I was definitely inspired and willing to try his proposed diet but all I remember thinking was, how is this diet even possible? What the “F” am I going to eat when it is basically telling me to cut out everything? Literally – no grains (not just ‘no gluten’ but no GRAINS), no nightshades, no legumes, no dairy, no sugar, no alcohol, etc. Like, you might as well shoot me now.

But there I was…bed ridden and yearning to be able to walk again and take care of my family. After a year in to this disease and what seemed like one thing after the next, my hubby said it perfectly, “there is so much we clearly cannot control, why not put our energy towards what we CAN control… FOOD!” At this point we had nothing to lose (except 50 lbs and my totally depressed state from being so immobile and not being able to take care of my babies) and all to gain.

So, in my bed ridden state, I started researching recipes and food. I started experimenting, at first by literally telling my parents what to buy at the grocery store and then barking at them in the kitchen as I lay on my couch, then slowly experimenting myself in the kitchen. I had very little kitchen skills so I even found myself googling basic terms (apparently, it’s a “whisk” not a “whisp”) and food (I had no idea that a scallion IS a green onion, like just call it a green onion, frick!).

That was June of 2017. As I’m typing this, it’s Sept 2018. I have lost 40 some-odd lbs. I am off prednisone (multiple doctors told me most patients can’t get off it). And I have been “stable” ever since. I put “stable” in quotations because it can mean a lot of different things when it comes to auto-immune issues. For me, it means I have had no major flares, no major set-backs and no hospital visits. I still suffer from crazy fatigue and horrible brain fog (my working memory is very impaired; my dad, light heartedly, nick named me “foggy”) but I’ll take these issues any day of the week compared to what I’ve experienced so far.

I am still on CellCept.

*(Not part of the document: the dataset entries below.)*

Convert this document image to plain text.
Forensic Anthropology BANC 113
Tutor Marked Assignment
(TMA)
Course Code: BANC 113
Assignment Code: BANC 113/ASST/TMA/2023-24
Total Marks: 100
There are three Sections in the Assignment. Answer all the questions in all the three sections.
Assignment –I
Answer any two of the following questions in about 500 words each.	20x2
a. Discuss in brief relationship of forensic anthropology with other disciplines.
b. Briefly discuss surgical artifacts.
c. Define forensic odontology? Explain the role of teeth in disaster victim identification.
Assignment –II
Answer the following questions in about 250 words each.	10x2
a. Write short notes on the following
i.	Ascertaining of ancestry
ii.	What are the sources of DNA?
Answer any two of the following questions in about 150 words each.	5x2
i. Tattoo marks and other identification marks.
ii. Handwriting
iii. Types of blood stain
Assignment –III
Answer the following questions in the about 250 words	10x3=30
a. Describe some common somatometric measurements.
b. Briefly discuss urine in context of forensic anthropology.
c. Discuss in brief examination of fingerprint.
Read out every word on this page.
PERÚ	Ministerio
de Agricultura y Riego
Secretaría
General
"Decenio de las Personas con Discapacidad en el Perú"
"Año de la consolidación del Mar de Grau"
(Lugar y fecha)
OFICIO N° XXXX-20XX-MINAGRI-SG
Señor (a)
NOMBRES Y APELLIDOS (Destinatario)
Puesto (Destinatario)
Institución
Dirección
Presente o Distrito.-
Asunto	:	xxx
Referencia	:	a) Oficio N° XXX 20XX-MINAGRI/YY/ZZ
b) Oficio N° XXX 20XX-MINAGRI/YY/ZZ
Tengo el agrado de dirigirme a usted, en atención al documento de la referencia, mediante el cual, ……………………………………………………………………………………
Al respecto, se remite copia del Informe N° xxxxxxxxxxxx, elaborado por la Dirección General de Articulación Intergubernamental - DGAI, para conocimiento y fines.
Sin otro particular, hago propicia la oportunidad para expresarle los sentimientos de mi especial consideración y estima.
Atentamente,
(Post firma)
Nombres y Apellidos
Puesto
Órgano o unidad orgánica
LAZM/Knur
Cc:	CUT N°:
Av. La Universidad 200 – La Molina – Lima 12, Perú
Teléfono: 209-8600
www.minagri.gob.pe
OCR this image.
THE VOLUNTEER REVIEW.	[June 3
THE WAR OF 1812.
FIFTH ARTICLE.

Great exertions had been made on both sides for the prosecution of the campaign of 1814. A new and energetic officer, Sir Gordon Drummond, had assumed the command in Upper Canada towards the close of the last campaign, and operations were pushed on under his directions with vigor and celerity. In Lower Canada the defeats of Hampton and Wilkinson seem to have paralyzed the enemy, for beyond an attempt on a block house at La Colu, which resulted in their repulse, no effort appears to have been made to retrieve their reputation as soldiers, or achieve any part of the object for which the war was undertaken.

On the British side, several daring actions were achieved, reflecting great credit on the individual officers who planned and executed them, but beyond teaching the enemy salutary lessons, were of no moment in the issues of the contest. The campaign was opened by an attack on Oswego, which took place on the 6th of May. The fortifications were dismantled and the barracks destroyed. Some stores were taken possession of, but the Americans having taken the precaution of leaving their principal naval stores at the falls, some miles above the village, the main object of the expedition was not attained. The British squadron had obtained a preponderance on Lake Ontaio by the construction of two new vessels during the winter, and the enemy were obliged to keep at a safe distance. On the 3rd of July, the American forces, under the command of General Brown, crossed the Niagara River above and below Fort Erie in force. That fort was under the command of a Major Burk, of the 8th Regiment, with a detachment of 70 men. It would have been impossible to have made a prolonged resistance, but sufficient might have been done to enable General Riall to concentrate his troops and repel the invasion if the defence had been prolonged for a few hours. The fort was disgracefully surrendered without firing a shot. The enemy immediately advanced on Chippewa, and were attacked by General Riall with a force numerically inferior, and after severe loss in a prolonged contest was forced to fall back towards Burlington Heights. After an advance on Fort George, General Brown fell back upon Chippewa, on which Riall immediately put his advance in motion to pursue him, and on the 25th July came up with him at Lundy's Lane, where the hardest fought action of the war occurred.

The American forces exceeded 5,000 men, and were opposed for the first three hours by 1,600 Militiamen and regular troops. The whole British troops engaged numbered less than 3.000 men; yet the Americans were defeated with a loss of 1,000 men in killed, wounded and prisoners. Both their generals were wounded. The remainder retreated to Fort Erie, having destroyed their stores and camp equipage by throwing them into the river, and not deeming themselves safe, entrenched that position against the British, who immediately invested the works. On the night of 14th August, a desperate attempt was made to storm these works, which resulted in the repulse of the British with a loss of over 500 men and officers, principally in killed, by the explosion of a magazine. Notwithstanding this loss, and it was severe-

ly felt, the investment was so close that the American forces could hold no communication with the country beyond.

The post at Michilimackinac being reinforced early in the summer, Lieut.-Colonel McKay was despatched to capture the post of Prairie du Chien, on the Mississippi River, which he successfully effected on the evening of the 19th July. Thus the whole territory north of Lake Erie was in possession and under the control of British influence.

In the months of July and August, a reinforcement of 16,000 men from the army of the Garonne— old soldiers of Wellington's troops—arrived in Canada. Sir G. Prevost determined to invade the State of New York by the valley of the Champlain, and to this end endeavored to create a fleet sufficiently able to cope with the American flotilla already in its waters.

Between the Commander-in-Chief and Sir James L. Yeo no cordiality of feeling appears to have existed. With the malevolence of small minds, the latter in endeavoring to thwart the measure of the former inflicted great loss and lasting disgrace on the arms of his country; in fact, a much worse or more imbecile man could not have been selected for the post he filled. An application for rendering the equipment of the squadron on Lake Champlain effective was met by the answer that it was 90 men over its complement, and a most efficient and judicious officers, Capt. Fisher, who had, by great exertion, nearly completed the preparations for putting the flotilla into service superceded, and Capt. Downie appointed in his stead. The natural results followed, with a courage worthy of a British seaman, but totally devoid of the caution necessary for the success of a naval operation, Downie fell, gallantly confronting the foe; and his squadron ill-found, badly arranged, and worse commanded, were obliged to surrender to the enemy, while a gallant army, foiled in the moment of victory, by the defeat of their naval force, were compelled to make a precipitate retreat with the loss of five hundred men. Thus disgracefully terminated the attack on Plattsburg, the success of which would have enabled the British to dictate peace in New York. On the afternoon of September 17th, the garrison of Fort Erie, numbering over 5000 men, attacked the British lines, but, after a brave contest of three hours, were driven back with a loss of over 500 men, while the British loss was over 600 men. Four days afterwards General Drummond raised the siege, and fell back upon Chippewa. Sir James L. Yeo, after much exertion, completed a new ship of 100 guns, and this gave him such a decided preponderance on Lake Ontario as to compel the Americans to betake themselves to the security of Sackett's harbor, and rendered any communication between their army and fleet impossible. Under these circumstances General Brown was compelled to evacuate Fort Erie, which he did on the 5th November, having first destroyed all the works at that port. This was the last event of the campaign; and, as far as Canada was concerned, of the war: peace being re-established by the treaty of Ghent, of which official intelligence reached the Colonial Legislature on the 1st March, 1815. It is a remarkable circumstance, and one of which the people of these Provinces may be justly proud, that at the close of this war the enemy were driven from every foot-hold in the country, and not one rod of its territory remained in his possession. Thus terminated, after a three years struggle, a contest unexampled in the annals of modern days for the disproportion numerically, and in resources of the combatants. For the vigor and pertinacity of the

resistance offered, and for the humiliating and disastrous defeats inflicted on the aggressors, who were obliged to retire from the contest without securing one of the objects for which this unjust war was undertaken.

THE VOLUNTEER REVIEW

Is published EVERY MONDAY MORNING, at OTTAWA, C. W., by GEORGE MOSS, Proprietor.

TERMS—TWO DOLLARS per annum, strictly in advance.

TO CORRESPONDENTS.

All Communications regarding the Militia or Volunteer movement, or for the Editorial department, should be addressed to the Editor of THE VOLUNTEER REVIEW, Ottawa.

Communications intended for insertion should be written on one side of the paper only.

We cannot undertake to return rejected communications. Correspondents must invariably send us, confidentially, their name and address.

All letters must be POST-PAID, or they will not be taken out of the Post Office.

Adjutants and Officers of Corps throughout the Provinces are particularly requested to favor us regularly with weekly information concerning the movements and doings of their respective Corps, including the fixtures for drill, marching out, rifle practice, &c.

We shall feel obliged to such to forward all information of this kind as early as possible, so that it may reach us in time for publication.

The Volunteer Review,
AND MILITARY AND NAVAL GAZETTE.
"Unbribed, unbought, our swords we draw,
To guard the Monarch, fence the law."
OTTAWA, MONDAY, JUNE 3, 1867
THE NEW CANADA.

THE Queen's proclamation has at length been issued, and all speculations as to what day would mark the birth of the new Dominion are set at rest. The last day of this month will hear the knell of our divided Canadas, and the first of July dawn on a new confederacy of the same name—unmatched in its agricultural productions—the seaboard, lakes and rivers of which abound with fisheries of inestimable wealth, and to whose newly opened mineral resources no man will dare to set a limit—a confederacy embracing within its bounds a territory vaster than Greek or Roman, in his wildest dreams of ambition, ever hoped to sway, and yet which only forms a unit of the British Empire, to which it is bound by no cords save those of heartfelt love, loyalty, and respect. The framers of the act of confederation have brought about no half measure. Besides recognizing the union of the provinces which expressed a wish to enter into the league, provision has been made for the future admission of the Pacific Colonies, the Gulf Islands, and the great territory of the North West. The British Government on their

I hope to taper off this eventually but I’m not anxious to get off it at this point as I haven’t been stable THAT long. I take a bunch of supplements (specific ones that Dr. Gundry suggested – I talk about these in the FAQ) and I am still following ‘The Plant Paradox’ diet. It’s either totally working for me OR it’s an incredible “placebo effect”, which if so, then great – I’m going to keep doing what I’m doing cause it’s clearly working. Some may argue that it’s the meds that have helped me this much and while I do think they have played a strong role (and still are), I have experimented enough with this diet over the past 1.5 years to know that when I veer away from it, I notice immediate effects including debilitating fatigue, new peaks of brain fog and joint pain.

I will say this. While this particular diet does require work and focus, the irony is that my hubby and I have never enjoyed food more. We absolutely LOVE our meals because not only does it feel so good to eat so healthy but it is also just so damn delicious.